Uma tarde, quando regressavam da igreja, a avó resolveu passar pela
venda para umas comprinhas. Por coincidência, ali estava o Dr. Augusto,
prefeito da capital, que viera ao povoado para ver os prejuízos e apresentar um
projeto de ajuda na recuperação das propriedades e vinícolas mais atingidas.
Ele sorriu para a avó e seguiu tomando seu lanche e conversando com seus
secretários a respeito dos planos de assistência à zona. De repente, todos
viram entrar um menino maltrapilho e bem pequeno, que, tímido, se encostara à
parede do fundo do estabelecimento, fixando o chão, sem coragem de levantar os
olhinhos úmidos. Caio o reconheceu imediatamente: era filho de um dos
agricultores do recanto mais desolado que visitara com o avô. Devia estar com
muita fome. O prefeito se aproximou e perguntou:
- Qual é o seu nome? Onde você mora? Como o pequeno nada dizia, Caio se
adiantou:
- Ele mora perto da ponte. Estive lá com meu avô. Coitadinho! Sua
família perdeu tudo com as enchentes! - Dr. Augusto, com carinho, tocou-lhe o
ombro, dizendo:
- Você está com fome, não está? - Ele balançou a cabeça afirmativamente,
sem levantar o olhar.
- Olhe, pode escolher o que você quiser comer aqui na venda, porque eu
vou pagar tudo.
Só então a criança levantou os olhinhos marejados de lágrimas e esboçou
um leve sorriso. Tomando-o pela mão, o prefeito levou-o até o balcão, para que
escolhesse o que queria. No entanto, o pequeno escolheu apenas uma simples penca
de bananas, pois esta continha o número exato que precisava para dar aos pais e
irmãos.
- Só isso? - retrucou o Dr. Augusto - Leve mais! Sua família tem fome
também. Você deve ter irmãozinhos. Leve para eles!
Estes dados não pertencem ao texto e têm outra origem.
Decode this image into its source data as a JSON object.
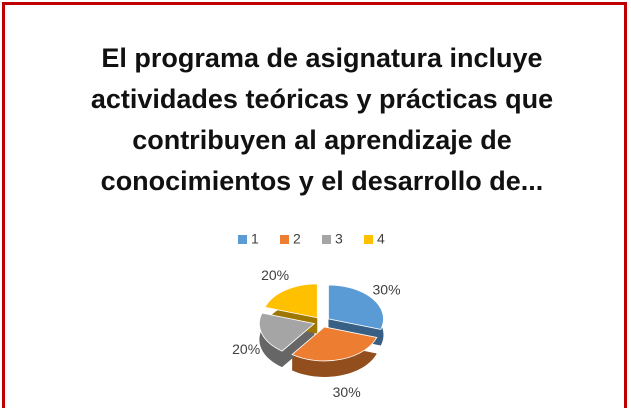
{
  "chart_data": {
    "type": "pie3d",
    "title": [
      "El programa de asignatura incluye",
      "actividades teóricas y prácticas que",
      "contribuyen al aprendizaje de",
      "conocimientos y el desarrollo de..."
    ],
    "categories": [
      "1",
      "2",
      "3",
      "4"
    ],
    "values": [
      30,
      30,
      20,
      20
    ],
    "value_labels": [
      "30%",
      "30%",
      "20%",
      "20%"
    ],
    "colors": [
      "#5b9bd5",
      "#ed7d31",
      "#a5a5a5",
      "#ffc000"
    ],
    "legend": "top"
  }
}
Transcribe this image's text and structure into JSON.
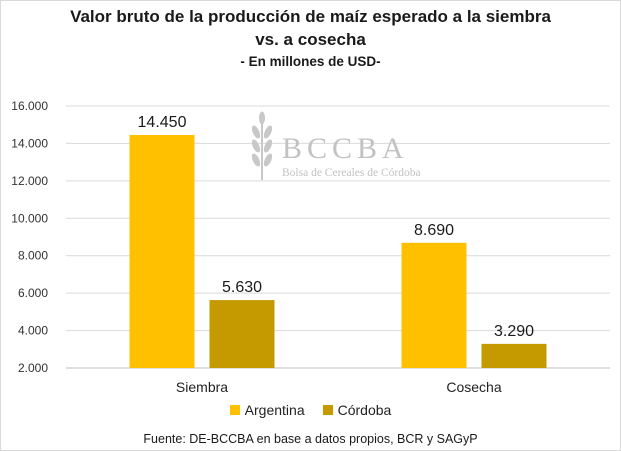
{
  "title_line1": "Valor bruto de la producción de maíz esperado a la siembra",
  "title_line2": "vs. a cosecha",
  "subtitle": "- En millones de USD-",
  "watermark": {
    "name": "BCCBA",
    "sub": "Bolsa de Cereales de Córdoba"
  },
  "source": "Fuente: DE-BCCBA en base a datos propios, BCR y SAGyP",
  "colors": {
    "argentina": "#ffc000",
    "cordoba": "#c59a00",
    "grid": "#d9d9d9",
    "axis": "#bfbfbf"
  },
  "chart_data": {
    "type": "bar",
    "categories": [
      "Siembra",
      "Cosecha"
    ],
    "series": [
      {
        "name": "Argentina",
        "values": [
          14450,
          8690
        ],
        "labels": [
          "14.450",
          "8.690"
        ]
      },
      {
        "name": "Córdoba",
        "values": [
          5630,
          3290
        ],
        "labels": [
          "5.630",
          "3.290"
        ]
      }
    ],
    "ylim": [
      2000,
      16000
    ],
    "yticks": [
      2000,
      4000,
      6000,
      8000,
      10000,
      12000,
      14000,
      16000
    ],
    "ytick_labels": [
      "2.000",
      "4.000",
      "6.000",
      "8.000",
      "10.000",
      "12.000",
      "14.000",
      "16.000"
    ],
    "grid": true,
    "legend_position": "bottom",
    "title": "Valor bruto de la producción de maíz esperado a la siembra vs. a cosecha",
    "subtitle": "- En millones de USD-",
    "xlabel": "",
    "ylabel": ""
  }
}
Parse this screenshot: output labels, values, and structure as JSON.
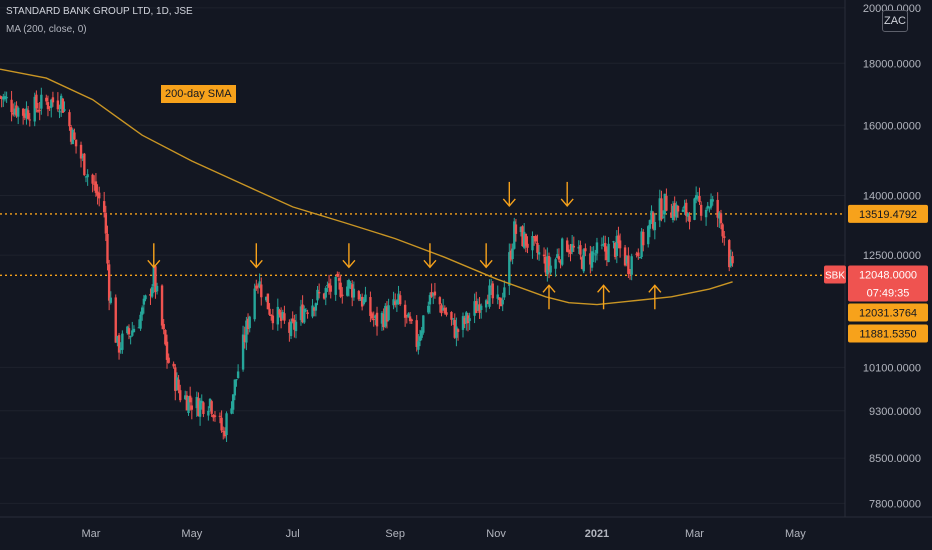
{
  "header": {
    "symbol_line": "STANDARD BANK GROUP LTD, 1D, JSE",
    "indicator_line": "MA (200, close, 0)"
  },
  "currency": "ZAC",
  "annotation": "200-day SMA",
  "price_axis": {
    "ticks": [
      "20000.0000",
      "18000.0000",
      "16000.0000",
      "14000.0000",
      "12500.0000",
      "10100.0000",
      "9300.0000",
      "8500.0000",
      "7800.0000"
    ]
  },
  "time_axis": {
    "labels": [
      "Mar",
      "May",
      "Jul",
      "Sep",
      "Nov",
      "2021",
      "Mar",
      "May"
    ]
  },
  "price_tags": {
    "symbol": "SBK",
    "last": "12048.0000",
    "countdown": "07:49:35",
    "resistance": "13519.4792",
    "support": "12031.3764",
    "ma": "11881.5350"
  },
  "colors": {
    "background": "#131722",
    "up": "#26a69a",
    "down": "#ef5350",
    "ma": "#c99524",
    "level": "#f7a21b",
    "grid": "#1e222d",
    "last_tag": "#ef5350"
  },
  "chart_data": {
    "type": "candlestick",
    "symbol": "STANDARD BANK GROUP LTD",
    "timeframe": "1D",
    "exchange": "JSE",
    "currency": "ZAC",
    "y_scale": "log",
    "y_range": [
      7600,
      20300
    ],
    "x_range": [
      "2020-01-06",
      "2021-05-31"
    ],
    "price_waypoints": [
      [
        "2020-01-06",
        16900
      ],
      [
        "2020-01-20",
        16400
      ],
      [
        "2020-02-03",
        16700
      ],
      [
        "2020-02-12",
        16800
      ],
      [
        "2020-02-20",
        15500
      ],
      [
        "2020-03-02",
        14300
      ],
      [
        "2020-03-09",
        13600
      ],
      [
        "2020-03-12",
        11700
      ],
      [
        "2020-03-17",
        10500
      ],
      [
        "2020-03-25",
        10800
      ],
      [
        "2020-04-01",
        11200
      ],
      [
        "2020-04-08",
        12000
      ],
      [
        "2020-04-16",
        10300
      ],
      [
        "2020-04-24",
        9600
      ],
      [
        "2020-05-04",
        9400
      ],
      [
        "2020-05-12",
        9500
      ],
      [
        "2020-05-20",
        8900
      ],
      [
        "2020-05-28",
        9900
      ],
      [
        "2020-06-05",
        11200
      ],
      [
        "2020-06-09",
        12000
      ],
      [
        "2020-06-17",
        11300
      ],
      [
        "2020-06-30",
        10800
      ],
      [
        "2020-07-08",
        11300
      ],
      [
        "2020-07-22",
        11700
      ],
      [
        "2020-08-04",
        11800
      ],
      [
        "2020-08-10",
        11600
      ],
      [
        "2020-08-20",
        11000
      ],
      [
        "2020-09-03",
        11400
      ],
      [
        "2020-09-14",
        10600
      ],
      [
        "2020-09-22",
        11600
      ],
      [
        "2020-09-30",
        11300
      ],
      [
        "2020-10-08",
        10800
      ],
      [
        "2020-10-16",
        11100
      ],
      [
        "2020-10-26",
        11700
      ],
      [
        "2020-11-03",
        11300
      ],
      [
        "2020-11-09",
        12400
      ],
      [
        "2020-11-12",
        13100
      ],
      [
        "2020-11-23",
        12700
      ],
      [
        "2020-12-03",
        12200
      ],
      [
        "2020-12-14",
        12800
      ],
      [
        "2020-12-22",
        12400
      ],
      [
        "2021-01-05",
        12600
      ],
      [
        "2021-01-14",
        12700
      ],
      [
        "2021-01-20",
        12300
      ],
      [
        "2021-01-28",
        12800
      ],
      [
        "2021-02-05",
        13500
      ],
      [
        "2021-02-12",
        13800
      ],
      [
        "2021-02-22",
        13500
      ],
      [
        "2021-03-01",
        13700
      ],
      [
        "2021-03-11",
        13800
      ],
      [
        "2021-03-18",
        13200
      ],
      [
        "2021-03-24",
        12048
      ]
    ],
    "sma200": {
      "name": "200-day SMA",
      "points": [
        [
          "2020-01-06",
          17800
        ],
        [
          "2020-02-03",
          17500
        ],
        [
          "2020-03-02",
          16800
        ],
        [
          "2020-04-01",
          15700
        ],
        [
          "2020-05-01",
          14950
        ],
        [
          "2020-06-01",
          14300
        ],
        [
          "2020-07-01",
          13700
        ],
        [
          "2020-08-01",
          13300
        ],
        [
          "2020-09-01",
          12900
        ],
        [
          "2020-10-01",
          12450
        ],
        [
          "2020-11-01",
          11950
        ],
        [
          "2020-12-01",
          11550
        ],
        [
          "2020-12-15",
          11420
        ],
        [
          "2021-01-01",
          11380
        ],
        [
          "2021-01-20",
          11450
        ],
        [
          "2021-02-15",
          11550
        ],
        [
          "2021-03-10",
          11720
        ],
        [
          "2021-03-24",
          11882
        ]
      ]
    },
    "levels": [
      {
        "name": "resistance",
        "value": 13519.4792
      },
      {
        "name": "support",
        "value": 12031.3764
      }
    ],
    "down_arrow_dates": [
      "2020-04-08",
      "2020-06-09",
      "2020-08-04",
      "2020-09-22",
      "2020-10-26",
      "2020-11-09",
      "2020-12-14"
    ],
    "up_arrow_dates": [
      "2020-12-03",
      "2021-01-05",
      "2021-02-05"
    ],
    "last_price": 12048.0,
    "ma_value": 11881.535
  }
}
Armando-se de coragem, ele então pegou um queijo, outras frutas, leite e
alguns pãezinhos. Depois de fazer seu suculento pacote, onde o prefeito
acrescentara ainda vários doces e chocolates, voltou feliz para casa, pois pelo
menos nesse dia não iriam dormir com fome.
A proprietária da venda, dona Adelaide, tudo observava sem dizer uma só
palavra. Terminado o lanche, Dr. Augusto e seus acompanhantes se dirigiram
apressadamente ao caixa para pagar a conta, pois já caía a noite e deveriam
voltar à capital por caminhos cheios de curva e escorregadios. Ao perguntar
quanto devia por seu lanche e pelo do garoto, dona Adelaide respondeu:
- Nada! Que tenha boa viagem, doutor! Tendo visto seu ato de bondade tão
bonito, eu não podia fazer diferente com o senhor. O prefeito, atônito,
agradeceu e saiu, exclamando:
- Um povoado onde impera tal espírito caritativo entre seus habitantes,
não há mau tempo que o possa destruir! Contem com nossa ajuda!
Dona Ana e Caio assistiram a cena com grande admiração, mas deveriam
também voltar para casa. A piedosa senhora, conduzindo o neto pela mão, saiu
dizendo:
- Assim nos trata Deus, meu filho! Vendo a liberalidade que temos para
com os outros, é ainda mais dadivoso para conosco, dando-nos o cêntuplo. Nunca
se esqueça: Ele jamais se deixa ganhar em generosidade.